I’m going to make a free security guide for Bubble apps with a particular focus on security in practice. It’s designed to help people asking the questions ‘how did my app get hacked’ or ‘how do I check my app is secure’.
I wanted to see if anyone had any questions/topics in particular they think are worth covering. Just let me know and I’ll see what I can do 
Demonstrations of all the ways in which a motivated person can alter values via the developer console that can create security issues. It will help people debug any potential security concerns.
Definitely bring in more from outside of Bubble, meaning speak true to ‘web security’ and not solely on ‘bubble security’ as there are lots of concepts that nocode developers may be unaware of, but are known to web security.
Ensure you cover all the ways to ‘skin a cat’, meaning if there is more than one valid approach, discuss them all so that users can select the best approach in their specific use case.
Highlight the WU costs and implications of certain security measures so that people can asses if they can approach something in a different manner without sacrificing security; kind of related to all the ways to skin a cat.
Highlight all the known bugs in bubble related to security. And highlight all the known features that need to be expanded upon to make security more robust in Bubble.
Lastly, a great introduction to you, your educational background and work experience in the world of online security so as to demonstrate the expertise you’ve gained through longevity or deep research in the field.
I think I’ll be explaining the concepts of how it works but not going to do a step-by-step of how to hack a Bubble app as, well, I feel it would be mis-used more than used for good.
Yes
Yes
Yes
Well, Bubble security falls into three main pillars - ‘common’ knowledge (e.g privacy rules, workflow conditions), ‘rare knowledge/undocumented’ (e.g workflow exploits, bypassing server-side redirects), and bugs. The bug category is pretty small and those that have impact are patched pretty quickly, so I’m not going to dwell on that.

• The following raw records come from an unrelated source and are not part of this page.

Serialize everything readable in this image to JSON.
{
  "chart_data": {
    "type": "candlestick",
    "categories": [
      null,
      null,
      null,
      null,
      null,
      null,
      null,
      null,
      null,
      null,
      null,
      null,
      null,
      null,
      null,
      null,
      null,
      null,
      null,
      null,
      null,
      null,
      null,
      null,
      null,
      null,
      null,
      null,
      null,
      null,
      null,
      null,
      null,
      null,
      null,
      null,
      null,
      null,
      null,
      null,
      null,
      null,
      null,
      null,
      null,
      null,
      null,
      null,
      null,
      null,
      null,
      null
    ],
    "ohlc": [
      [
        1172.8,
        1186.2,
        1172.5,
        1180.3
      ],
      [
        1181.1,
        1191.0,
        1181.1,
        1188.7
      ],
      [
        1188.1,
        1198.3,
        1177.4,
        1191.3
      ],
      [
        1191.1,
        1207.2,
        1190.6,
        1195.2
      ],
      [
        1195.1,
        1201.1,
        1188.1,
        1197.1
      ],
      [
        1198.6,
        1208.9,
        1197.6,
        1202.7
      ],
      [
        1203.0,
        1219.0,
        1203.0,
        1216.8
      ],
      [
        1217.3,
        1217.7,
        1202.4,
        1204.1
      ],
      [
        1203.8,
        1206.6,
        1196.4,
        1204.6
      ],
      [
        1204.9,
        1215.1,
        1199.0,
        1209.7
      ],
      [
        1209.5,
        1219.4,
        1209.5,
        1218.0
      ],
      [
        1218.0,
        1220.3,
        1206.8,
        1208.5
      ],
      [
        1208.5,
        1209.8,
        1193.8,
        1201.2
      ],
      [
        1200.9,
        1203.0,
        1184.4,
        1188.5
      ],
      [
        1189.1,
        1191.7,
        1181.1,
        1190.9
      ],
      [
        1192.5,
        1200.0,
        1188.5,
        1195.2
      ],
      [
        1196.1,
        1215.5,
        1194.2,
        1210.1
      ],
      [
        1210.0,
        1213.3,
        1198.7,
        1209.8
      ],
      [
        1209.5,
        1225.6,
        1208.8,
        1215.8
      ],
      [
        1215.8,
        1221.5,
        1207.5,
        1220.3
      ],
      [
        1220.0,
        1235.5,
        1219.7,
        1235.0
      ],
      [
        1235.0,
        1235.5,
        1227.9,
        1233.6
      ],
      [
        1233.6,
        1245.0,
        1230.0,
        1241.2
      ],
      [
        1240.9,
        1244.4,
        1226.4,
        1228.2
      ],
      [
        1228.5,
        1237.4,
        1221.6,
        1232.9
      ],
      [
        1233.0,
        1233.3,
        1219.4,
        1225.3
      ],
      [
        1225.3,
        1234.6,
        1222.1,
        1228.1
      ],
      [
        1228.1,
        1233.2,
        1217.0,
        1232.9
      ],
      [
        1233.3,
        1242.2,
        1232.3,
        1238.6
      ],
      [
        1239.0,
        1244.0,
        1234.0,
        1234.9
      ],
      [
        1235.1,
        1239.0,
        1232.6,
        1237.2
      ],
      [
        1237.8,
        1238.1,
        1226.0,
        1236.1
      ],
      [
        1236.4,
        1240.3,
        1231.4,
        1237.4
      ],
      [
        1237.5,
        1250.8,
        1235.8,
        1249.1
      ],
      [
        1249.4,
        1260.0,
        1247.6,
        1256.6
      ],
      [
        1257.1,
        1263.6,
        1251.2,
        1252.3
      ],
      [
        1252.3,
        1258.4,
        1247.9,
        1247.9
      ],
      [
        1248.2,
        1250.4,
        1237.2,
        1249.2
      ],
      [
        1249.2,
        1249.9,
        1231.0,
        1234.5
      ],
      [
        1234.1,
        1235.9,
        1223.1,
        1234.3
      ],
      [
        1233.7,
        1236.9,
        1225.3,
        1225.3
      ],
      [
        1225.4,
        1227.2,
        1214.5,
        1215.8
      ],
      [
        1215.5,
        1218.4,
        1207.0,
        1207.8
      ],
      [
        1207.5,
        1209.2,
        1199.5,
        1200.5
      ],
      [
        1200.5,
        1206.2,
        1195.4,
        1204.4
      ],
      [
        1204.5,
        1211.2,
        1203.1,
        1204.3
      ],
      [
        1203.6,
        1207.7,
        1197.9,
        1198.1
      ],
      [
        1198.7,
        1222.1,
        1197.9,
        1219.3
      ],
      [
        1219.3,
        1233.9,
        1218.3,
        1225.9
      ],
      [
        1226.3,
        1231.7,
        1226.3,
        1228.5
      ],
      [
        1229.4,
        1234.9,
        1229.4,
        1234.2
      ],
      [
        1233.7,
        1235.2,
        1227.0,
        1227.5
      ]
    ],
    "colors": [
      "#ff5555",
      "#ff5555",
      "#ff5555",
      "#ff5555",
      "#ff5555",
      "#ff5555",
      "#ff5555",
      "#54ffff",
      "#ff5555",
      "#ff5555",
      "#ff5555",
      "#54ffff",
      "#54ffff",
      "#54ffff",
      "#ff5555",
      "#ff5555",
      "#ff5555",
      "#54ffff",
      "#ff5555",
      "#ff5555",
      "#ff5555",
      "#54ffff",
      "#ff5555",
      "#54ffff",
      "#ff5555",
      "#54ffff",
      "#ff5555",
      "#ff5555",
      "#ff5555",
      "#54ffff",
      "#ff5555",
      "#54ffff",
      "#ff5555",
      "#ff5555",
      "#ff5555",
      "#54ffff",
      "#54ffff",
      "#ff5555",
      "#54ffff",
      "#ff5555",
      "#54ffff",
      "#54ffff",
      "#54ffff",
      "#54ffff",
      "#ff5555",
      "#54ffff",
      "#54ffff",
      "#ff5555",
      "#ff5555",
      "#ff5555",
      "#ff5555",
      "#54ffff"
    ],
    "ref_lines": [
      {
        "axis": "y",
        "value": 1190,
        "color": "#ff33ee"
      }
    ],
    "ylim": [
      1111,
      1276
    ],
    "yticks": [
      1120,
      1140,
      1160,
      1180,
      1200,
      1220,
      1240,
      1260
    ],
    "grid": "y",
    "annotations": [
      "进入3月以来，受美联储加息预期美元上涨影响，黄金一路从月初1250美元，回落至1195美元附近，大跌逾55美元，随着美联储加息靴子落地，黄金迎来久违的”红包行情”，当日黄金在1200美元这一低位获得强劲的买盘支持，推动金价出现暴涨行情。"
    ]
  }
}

I strongly disagree. I highly doubt anybody watching a free course on Bubble security will stumble upon a ‘hacking’ method that encourages them to go against their own moral code and ethical beliefs and become a hacker of bubble apps because they saw how to do it. Most people with intentions to hack and moral/ethical standards that allow them to believe it ‘okay’ to hack those apps, likely has numerous ways to figure out how to do it already, and may even have the experience necessary to do it without instruction. But, that is just me thinking logically, and my logic may differ from other peoples.